We are a country of beer drinkers, but according to a recent study published in Nature Plants, human induced global warming will drastically reduce the amount of beer available in the world while dramatically increasing the price of beer.
The study conducted by the University of East Anglia estimates that rising temperatures will reduce barley yields (the crop used to produce beer) by between 3% to 17%. All totaled, in the United States this would mean fewer than 900 million gallons of beer available and rising prices.

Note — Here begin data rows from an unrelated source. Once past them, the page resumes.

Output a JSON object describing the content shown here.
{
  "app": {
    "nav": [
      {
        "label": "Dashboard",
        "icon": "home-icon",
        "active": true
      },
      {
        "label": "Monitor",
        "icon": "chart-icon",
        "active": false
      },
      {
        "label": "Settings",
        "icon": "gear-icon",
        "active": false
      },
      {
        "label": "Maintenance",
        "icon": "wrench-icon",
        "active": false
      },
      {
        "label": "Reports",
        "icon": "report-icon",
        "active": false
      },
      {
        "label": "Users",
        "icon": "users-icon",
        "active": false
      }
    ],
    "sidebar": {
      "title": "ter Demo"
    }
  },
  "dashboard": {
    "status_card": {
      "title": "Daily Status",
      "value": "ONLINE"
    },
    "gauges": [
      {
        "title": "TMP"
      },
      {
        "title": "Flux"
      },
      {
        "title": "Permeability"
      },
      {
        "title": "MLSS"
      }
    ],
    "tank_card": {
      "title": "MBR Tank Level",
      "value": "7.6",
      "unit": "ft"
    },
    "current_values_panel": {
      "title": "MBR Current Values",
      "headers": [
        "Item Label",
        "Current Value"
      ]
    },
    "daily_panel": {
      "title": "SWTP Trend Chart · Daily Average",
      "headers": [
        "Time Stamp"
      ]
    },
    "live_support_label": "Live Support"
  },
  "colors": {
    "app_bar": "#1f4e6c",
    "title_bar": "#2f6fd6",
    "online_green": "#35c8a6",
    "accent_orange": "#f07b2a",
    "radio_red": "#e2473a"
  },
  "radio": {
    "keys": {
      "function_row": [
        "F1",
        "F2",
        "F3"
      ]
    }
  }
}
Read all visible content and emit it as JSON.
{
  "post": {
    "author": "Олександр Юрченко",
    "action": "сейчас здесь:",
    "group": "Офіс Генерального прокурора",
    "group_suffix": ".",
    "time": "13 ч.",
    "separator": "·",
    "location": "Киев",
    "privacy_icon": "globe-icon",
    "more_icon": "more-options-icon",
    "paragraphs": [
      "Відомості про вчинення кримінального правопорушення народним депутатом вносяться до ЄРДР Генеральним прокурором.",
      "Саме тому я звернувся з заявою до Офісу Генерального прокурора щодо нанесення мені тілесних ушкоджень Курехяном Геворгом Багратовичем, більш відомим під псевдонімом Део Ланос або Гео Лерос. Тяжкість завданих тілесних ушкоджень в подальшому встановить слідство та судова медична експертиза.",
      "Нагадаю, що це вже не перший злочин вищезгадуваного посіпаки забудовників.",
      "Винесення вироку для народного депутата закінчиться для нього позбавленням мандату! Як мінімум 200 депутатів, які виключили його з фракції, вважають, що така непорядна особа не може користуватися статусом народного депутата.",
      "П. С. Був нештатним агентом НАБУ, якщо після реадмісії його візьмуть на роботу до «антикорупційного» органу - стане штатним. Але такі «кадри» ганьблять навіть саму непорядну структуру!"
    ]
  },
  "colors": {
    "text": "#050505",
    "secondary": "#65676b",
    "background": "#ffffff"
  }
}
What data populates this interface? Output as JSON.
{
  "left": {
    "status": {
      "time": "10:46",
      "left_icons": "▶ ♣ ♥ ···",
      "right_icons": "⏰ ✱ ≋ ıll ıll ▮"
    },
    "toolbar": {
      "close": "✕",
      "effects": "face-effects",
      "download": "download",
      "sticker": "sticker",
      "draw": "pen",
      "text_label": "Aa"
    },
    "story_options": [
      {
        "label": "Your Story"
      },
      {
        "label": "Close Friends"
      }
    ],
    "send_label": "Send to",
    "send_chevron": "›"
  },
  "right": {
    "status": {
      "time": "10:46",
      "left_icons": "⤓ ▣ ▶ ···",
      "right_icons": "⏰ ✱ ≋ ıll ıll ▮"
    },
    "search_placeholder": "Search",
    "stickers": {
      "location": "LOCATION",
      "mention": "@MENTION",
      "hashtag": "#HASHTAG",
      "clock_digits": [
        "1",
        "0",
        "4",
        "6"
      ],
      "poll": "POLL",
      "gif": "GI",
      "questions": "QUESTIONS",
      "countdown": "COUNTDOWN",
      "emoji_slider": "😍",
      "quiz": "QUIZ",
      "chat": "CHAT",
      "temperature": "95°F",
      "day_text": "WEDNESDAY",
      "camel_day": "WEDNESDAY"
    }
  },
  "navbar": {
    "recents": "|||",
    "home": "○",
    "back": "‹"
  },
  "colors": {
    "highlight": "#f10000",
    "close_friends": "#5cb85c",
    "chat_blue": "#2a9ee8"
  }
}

“Current levels of fossil-fuel consumption and carbon dioxide pollution‒business as usual–will result in the worst case scenario, with more weather extremes negatively impacting the world’s beer basket,” said co-author of the study Nathan Mueller in an interview with USA Today. “Our study showed that even modest warming will lead to increases in drought and excessive heat events in barley-growing areas.”
In the grand scheme of things, a beer shortage isn’t the worst side effect of climate change. However, it’s nothing to be excited about. And who doesn’t hate the thought of paying more for something.
The study examined the best and worst case scenarios of climate change on barley and beer yields over the next 80 years. In the worst case scenario, beer consumption would decrease by 16% while beer prices would double. In the best case scenario, beer prices would only increase by 4% and prices would only increase by 15%. These percentages may seem rather small, but keep in mind that a 16% decline in beer consumption means 29 billion fewer liters of beer consumed around the world.
Beer is just one of the many products that have joined the endangered food list. Also on the list is tea, chocolate, and coffee. Also of concern for beer is the effect that climate change will have on quality of taste. Higher quality demands less severe temperatures, which means that the supply of high quality IPAs and porter’s will fall first before cheaper beer varieties like Budweiser and Miller.
While this news may come as a shock to beer drinkers, brewers have known about the climate issues associated with beer cultivation for years. According the Brewer’s Association, brewers hope that new technology and further experimentation with beer production will help to combat this.